By Victor Landa, NewsTaco (1.5 minute read)
President Trump told a bipartisan group of legislators in Washington on Tuesday that he lost the popular vote to Hillary Clinton because three million people voted illegally.
The media’s knee-jerk response was a distraction: stories about Trump’s ego and how he can’t stand the fact that he lost to Hillary or that he’s an unpopular president.
And while they were taking shots at his ego Trump ordered an investigation into voter fraud.
This is his Tweet on the matter:
Voting rights proponents see this investigation as opening a door to strengthen voter ID laws because the definition of fraud can be tweaked to include voters who are registered in several places. We’re a mobile community, so the fact that there are voters registered in several cities or states is not a matter of fraud but a matter of voter-roll upkeep.
I have a daughter who is registered to vote in three cities in two states, because she’s lived in those places and the local elections administrators still have her on the rolls. But she only votes in one. She could be pegged as an illegal voter even though having multiple registrations is not against the law – voting in multiple places in the same election is.

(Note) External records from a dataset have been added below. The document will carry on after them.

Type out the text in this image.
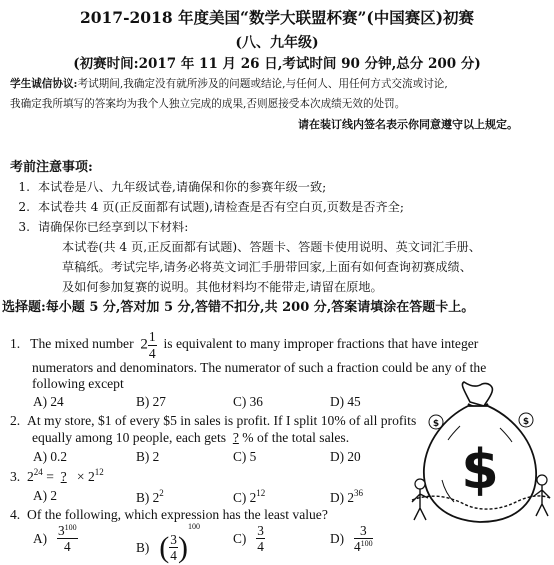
2017-2018 年度美国“数学大联盟杯赛”(中国赛区)初赛
(八、九年级)
(初赛时间:2017 年 11 月 26 日,考试时间 90 分钟,总分 200 分)
学生诚信协议:考试期间,我确定没有就所涉及的问题或结论,与任何人、用任何方式交流或讨论,
我确定我所填写的答案均为我个人独立完成的成果,否则愿接受本次成绩无效的处罚。
请在装订线内签名表示你同意遵守以上规定。
考前注意事项:
1. 本试卷是八、九年级试卷,请确保和你的参赛年级一致;
2. 本试卷共 4 页(正反面都有试题),请检查是否有空白页,页数是否齐全;
3. 请确保你已经享到以下材料:
本试卷(共 4 页,正反面都有试题)、答题卡、答题卡使用说明、英文词汇手册、
草稿纸。考试完毕,请务必将英文词汇手册带回家,上面有如何查询初赛成绩、
及如何参加复赛的说明。其他材料均不能带走,请留在原地。
选择题:每小题 5 分,答对加 5 分,答错不扣分,共 200 分,答案请填涂在答题卡上。
1. The mixed number $2 \frac{1}{4}$ is equivalent to many improper fractions that have integer
numerators and denominators. The numerator of such a fraction could be any of the
following except
A) 24	B) 27	C) 36	D) 45
2. At my store, $1 of every $5 in sales is profit. If I split 10% of all profits
equally among 10 people, each gets ? % of the total sales.
A) 0.2	B) 2	C) 5	D) 20
3. $2^{24}$ = ? × $2^{12}$
A) 2	B) $2^2$	C) $2^{12}$	D) $2^{36}$
4. Of the following, which expression has the least value?
$A) \frac{3^{100}}{4}$	B) ( $\frac{3}{4} )^{100}$
$C) \frac{3}{4}$	$D) \frac{3}{4^{100}}$
$
$	$
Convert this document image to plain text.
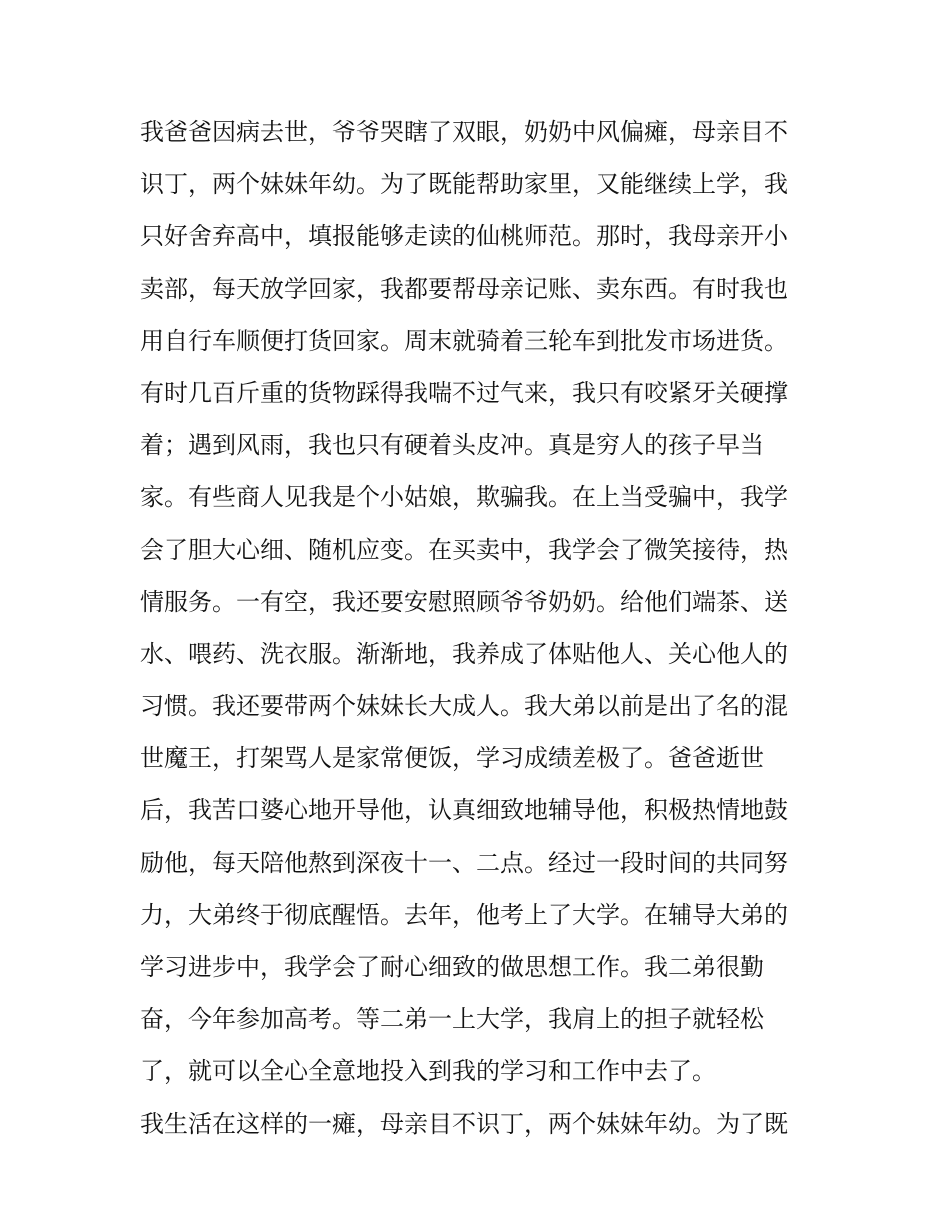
我爸爸因病去世，爷爷哭瞎了双眼，奶奶中风偏瘫，母亲目不
识丁，两个妹妹年幼。为了既能帮助家里，又能继续上学，我
只好舍弃高中，填报能够走读的仙桃师范。那时，我母亲开小
卖部，每天放学回家，我都要帮母亲记账、卖东西。有时我也
用自行车顺便打货回家。周末就骑着三轮车到批发市场进货。
有时几百斤重的货物踩得我喘不过气来，我只有咬紧牙关硬撑
着；遇到风雨，我也只有硬着头皮冲。真是穷人的孩子早当
家。有些商人见我是个小姑娘，欺骗我。在上当受骗中，我学
会了胆大心细、随机应变。在买卖中，我学会了微笑接待，热
情服务。一有空，我还要安慰照顾爷爷奶奶。给他们端茶、送
水、喂药、洗衣服。渐渐地，我养成了体贴他人、关心他人的
习惯。我还要带两个妹妹长大成人。我大弟以前是出了名的混
世魔王，打架骂人是家常便饭，学习成绩差极了。爸爸逝世
后，我苦口婆心地开导他，认真细致地辅导他，积极热情地鼓
励他，每天陪他熬到深夜十一、二点。经过一段时间的共同努
力，大弟终于彻底醒悟。去年，他考上了大学。在辅导大弟的
学习进步中，我学会了耐心细致的做思想工作。我二弟很勤
奋，今年参加高考。等二弟一上大学，我肩上的担子就轻松
了，就可以全心全意地投入到我的学习和工作中去了。
我生活在这样的一瘫，母亲目不识丁，两个妹妹年幼。为了既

Unless, Trump is referring to undocumented immigrants voting in a U.S. presidential election. In which case, the thought of 3 million undocumented people conspiring to vote is a monumental wack-job idea. There isn’t an elegant way to say it because it’s an inelegant thought.
Trump’s voter fraud investigation, which could count a large, mobile voter pool as fraudulent voters, could serve as evidence for the need for stricter voter ID laws. And that’s the danger of this thing.